If some mystical clarity of thought came when you looked death in the eye, then I knew Morrie wanted to share it. And I wanted to remember it for as long as I could.
The first time I saw Morrie on “Nightline,” 1 wondered what regrets he had once he knew his death was imminent. Did he lament lost friends? Would he have done much differently? Selfishly, I wondered if I were in his shoes, would I be consumed with sad thoughts of all that I had missed? Would I regret the secrets I had kept hidden?
When I mentioned this to Morrie, he nodded. “It’s what everyone worries about, isn’t it? What if today were my last day on earth?” He studied my face, and perhaps he saw an ambivalence about my own choices. I had this vision of me keeling over at my desk one day, halfway through a story, my editors snatching the copy even as the medics carried my body away.
“Mitch?” Morrie said.
I shook my head and said nothing. But Morrie picked up on my hesitation.

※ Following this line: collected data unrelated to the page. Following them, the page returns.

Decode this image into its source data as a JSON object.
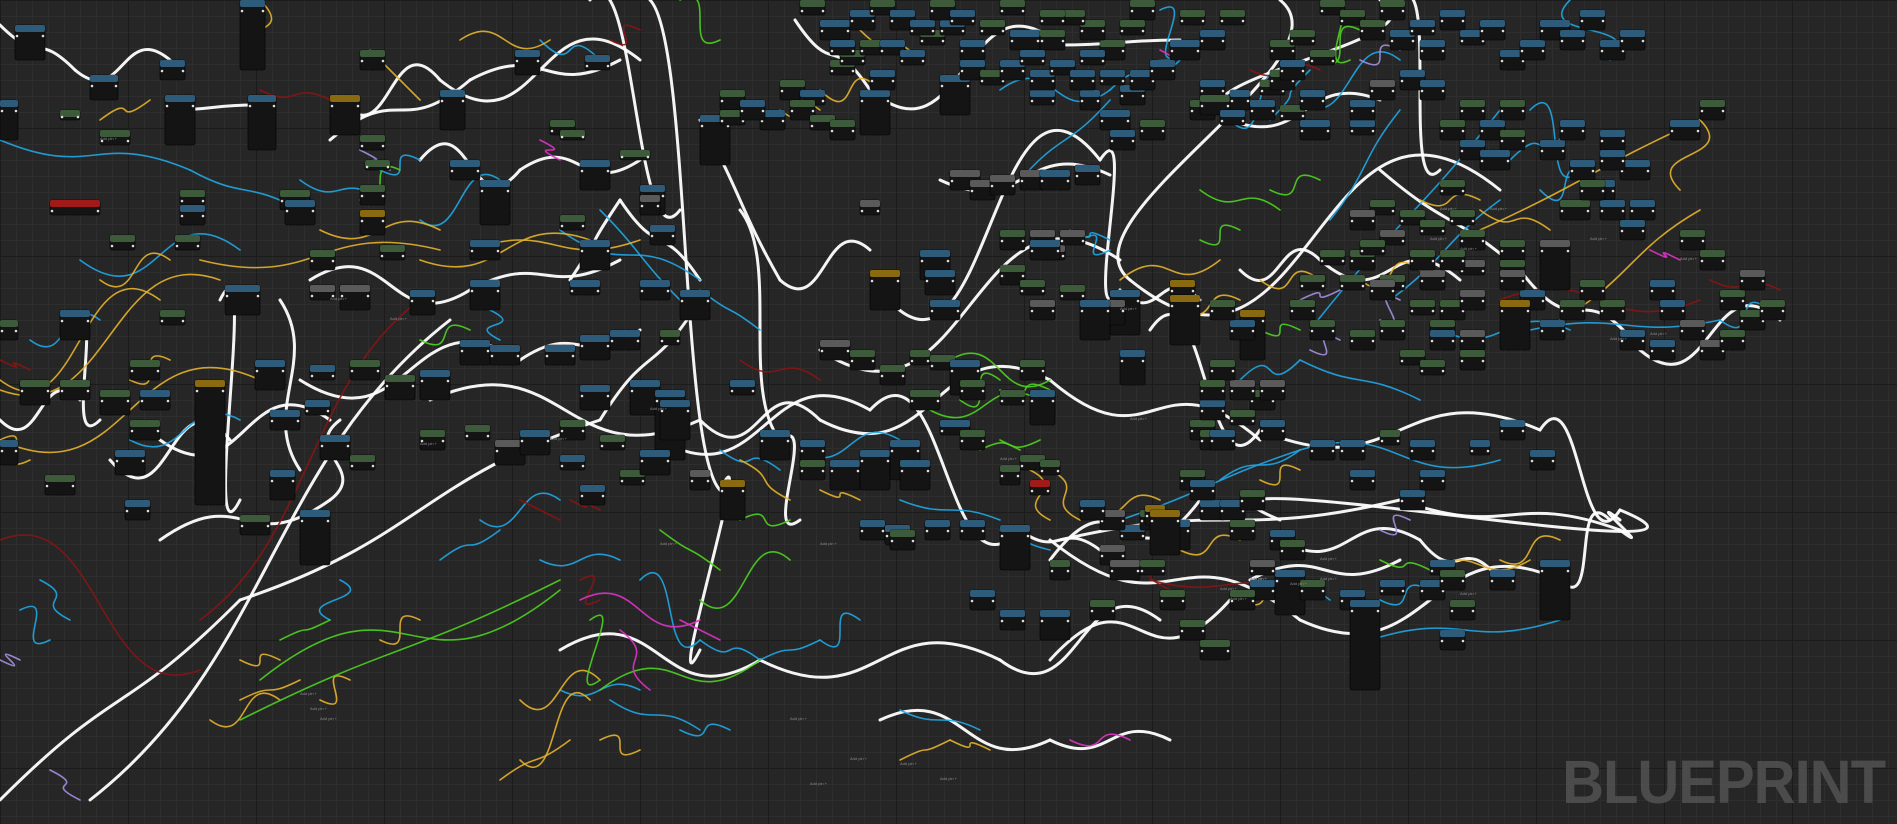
{
  "editor": {
    "watermark": "BLUEPRINT",
    "colors": {
      "background": "#262626",
      "grid_minor": "#2e2e2e",
      "grid_major": "#1b1b1b",
      "exec_wire": "#ffffff",
      "wire_blue": "#1fa7e6",
      "wire_green": "#4cd21f",
      "wire_yellow": "#e6b32a",
      "wire_red": "#8b1414",
      "wire_pink": "#e033c7",
      "wire_lavender": "#a48fe0",
      "node_header_blue": "#2e5b7a",
      "node_header_green": "#3d5a3a",
      "node_header_gray": "#5a5a5a",
      "node_header_red": "#a11a1a",
      "node_header_gold": "#8a6a10",
      "node_body": "#141414"
    },
    "node_label": "Add pin +"
  }
}
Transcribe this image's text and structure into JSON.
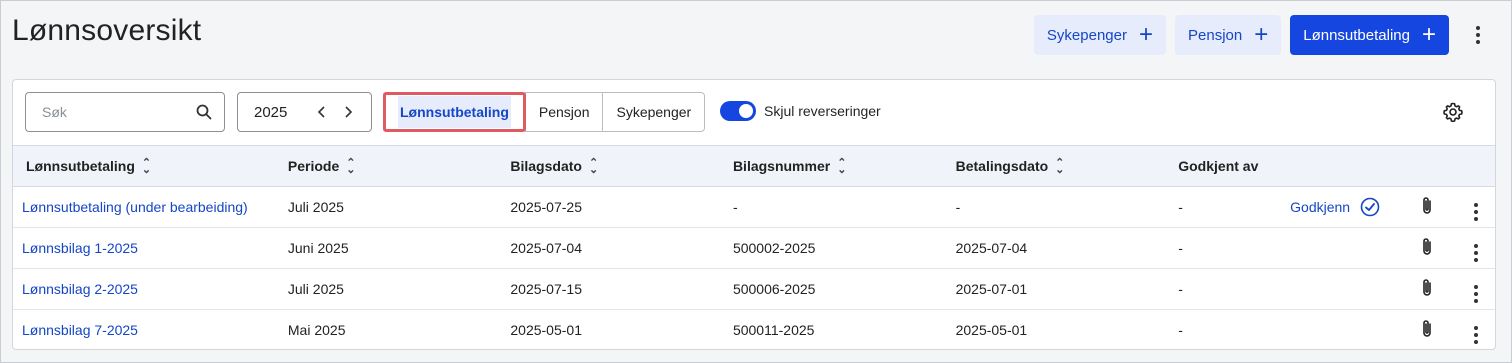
{
  "page": {
    "title": "Lønnsoversikt"
  },
  "top_actions": {
    "sick_pay_label": "Sykepenger",
    "pension_label": "Pensjon",
    "payroll_label": "Lønnsutbetaling",
    "icons": [
      "plus-icon",
      "more-vertical-icon"
    ]
  },
  "toolbar": {
    "search": {
      "placeholder": "Søk",
      "value": ""
    },
    "year": {
      "value": "2025"
    },
    "segments": {
      "active": "Lønnsutbetaling",
      "pension": "Pensjon",
      "sick_pay": "Sykepenger"
    },
    "toggle": {
      "label": "Skjul reverseringer",
      "on": true
    }
  },
  "table": {
    "headers": {
      "payroll": "Lønnsutbetaling",
      "period": "Periode",
      "voucher_date": "Bilagsdato",
      "voucher_number": "Bilagsnummer",
      "payment_date": "Betalingsdato",
      "approved_by": "Godkjent av"
    },
    "rows": [
      {
        "name": "Lønnsutbetaling (under bearbeiding)",
        "period": "Juli 2025",
        "voucher_date": "2025-07-25",
        "voucher_number": "-",
        "payment_date": "-",
        "approved_by": "-",
        "approve_label": "Godkjenn"
      },
      {
        "name": "Lønnsbilag 1-2025",
        "period": "Juni 2025",
        "voucher_date": "2025-07-04",
        "voucher_number": "500002-2025",
        "payment_date": "2025-07-04",
        "approved_by": "-"
      },
      {
        "name": "Lønnsbilag 2-2025",
        "period": "Juli 2025",
        "voucher_date": "2025-07-15",
        "voucher_number": "500006-2025",
        "payment_date": "2025-07-01",
        "approved_by": "-"
      },
      {
        "name": "Lønnsbilag 7-2025",
        "period": "Mai 2025",
        "voucher_date": "2025-05-01",
        "voucher_number": "500011-2025",
        "payment_date": "2025-05-01",
        "approved_by": "-"
      }
    ]
  },
  "colors": {
    "primary": "#1547e0",
    "link": "#1546c8",
    "soft_button": "#e6ecfb",
    "highlight_outline": "#e05a62",
    "header_bg": "#f0f3fa"
  }
}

“Mitch,” he said, “the culture doesn’t encourage you to think about such things until you’re about to die. We’re so wrapped up with egotistical things, career, family, having enough money, meeting the mortgage, getting a new car, fixing the radiator when it breaks—we’re involved in trillions of little acts just to keep going. So we don’t get into the habit of standing back and looking at our lives and saying, Is this all? Is this all I want? Is something missing?”
He paused.
“You need someone to probe you in that direction. It won’t just happen automatically.”
I knew what he was saying. We all need teachers in our lives.